Barchak’s former chief deputy, Cayla Meyers, was also subpoenaed for the hearing but the subpoena was never served. (The reason for this was unclear.) Meyers, who is campaigning to replace her old boss as district clerk in next year’s election, instead spent the afternoon at the Freeport Police Department Blue Santa Golf Tournament. Hammonds, the district clerk employee whom Read talked to, was likewise subpoenaed but not served. One witness who did appear was Donna Starkey, the former municipal judge who was appointed by the Brazoria County Commissioners’ Court to replace Barchak in late August. Under questioning, Starkey acknowledged that no juries have been impaneled in Brazoria County since Barchak resigned. Her office is working with Tyler Technologies to develop an automated system that will create jury panels randomly, but that system remains “a work in progress.”
At the hearing on Friday, Brazoria County prosecutors argued vehemently against granting Adell a new trial. Even if Barchak’s system was flawed, it was a “harmless error,” contended prosecutor Kyle Jones. The courts must balance the defendant’s motion for a new trial against “the interest of the public here, including the community at large here in Brazoria County, as well as the people who were directly affected by the death of Trisha Rodriguez,” Jones told the court.
Judge Holder evidently agreed. On Monday evening she informed Schneider that she would be denying the motion for a new trial. Schneider is appealing the decision to Texas’s First Court of Appeals. “I’m disappointed,” he said. “It appears the court did not consider the contents of Barchak’s statement [to the Texas Rangers].”

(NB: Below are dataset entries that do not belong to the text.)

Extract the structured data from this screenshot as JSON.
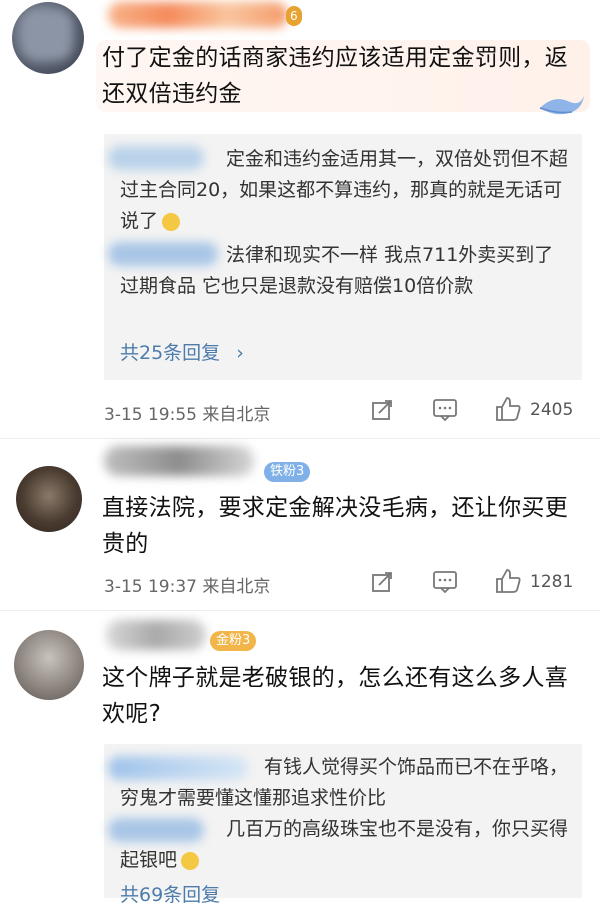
{
  "comments": [
    {
      "badge": "6",
      "content": "付了定金的话商家违约应该适用定金罚则，返还双倍违约金",
      "replies": [
        "定金和违约金适用其一，双倍处罚但不超过主合同20，如果这都不算违约，那真的就是无话可说了",
        "法律和现实不一样 我点711外卖买到了过期食品 它也只是退款没有赔偿10倍价款"
      ],
      "more_replies": "共25条回复",
      "time": "3-15 19:55 来自北京",
      "likes": "2405"
    },
    {
      "badge": "铁粉3",
      "content": "直接法院，要求定金解决没毛病，还让你买更贵的",
      "time": "3-15 19:37 来自北京",
      "likes": "1281"
    },
    {
      "badge": "金粉3",
      "content": "这个牌子就是老破银的，怎么还有这么多人喜欢呢?",
      "replies": [
        "有钱人觉得买个饰品而已不在乎咯，穷鬼才需要懂这懂那追求性价比",
        "几百万的高级珠宝也不是没有，你只买得起银吧"
      ],
      "more_replies": "共69条回复"
    }
  ],
  "colors": {
    "link": "#4d7cab",
    "reply_bg": "#f3f3f3",
    "badge_fan": "#7fb1e8",
    "badge_gold": "#f2b54a"
  },
  "icons": [
    "share-icon",
    "comment-icon",
    "like-icon",
    "arrow-right-icon"
  ]
}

“If you’re just picking out all the old white people for the jury because you think they’re more likely to find someone guilty, you’re leaving out a huge section of the population,” said Brazoria County defense attorney Sandra Oballe. “The fact that they’re admitting [the jury impaneling] wasn’t random means there was error.”
County and state civil rights activists are calling on the Department of Justice to take over the Barchak investigation, saying they don’t trust the local district attorney’s office—which Barchak’s attorney said knew about her system—or the Texas Rangers. “I think you need an outside authority conducting the investigation,” said Texas NAACP president Gary Bledsoe. “I’m sure the district attorney’s office has an incentive to want to make sure that their cases stick. But you need to implement a proper remedy, even if that means retrying a lot of cases.”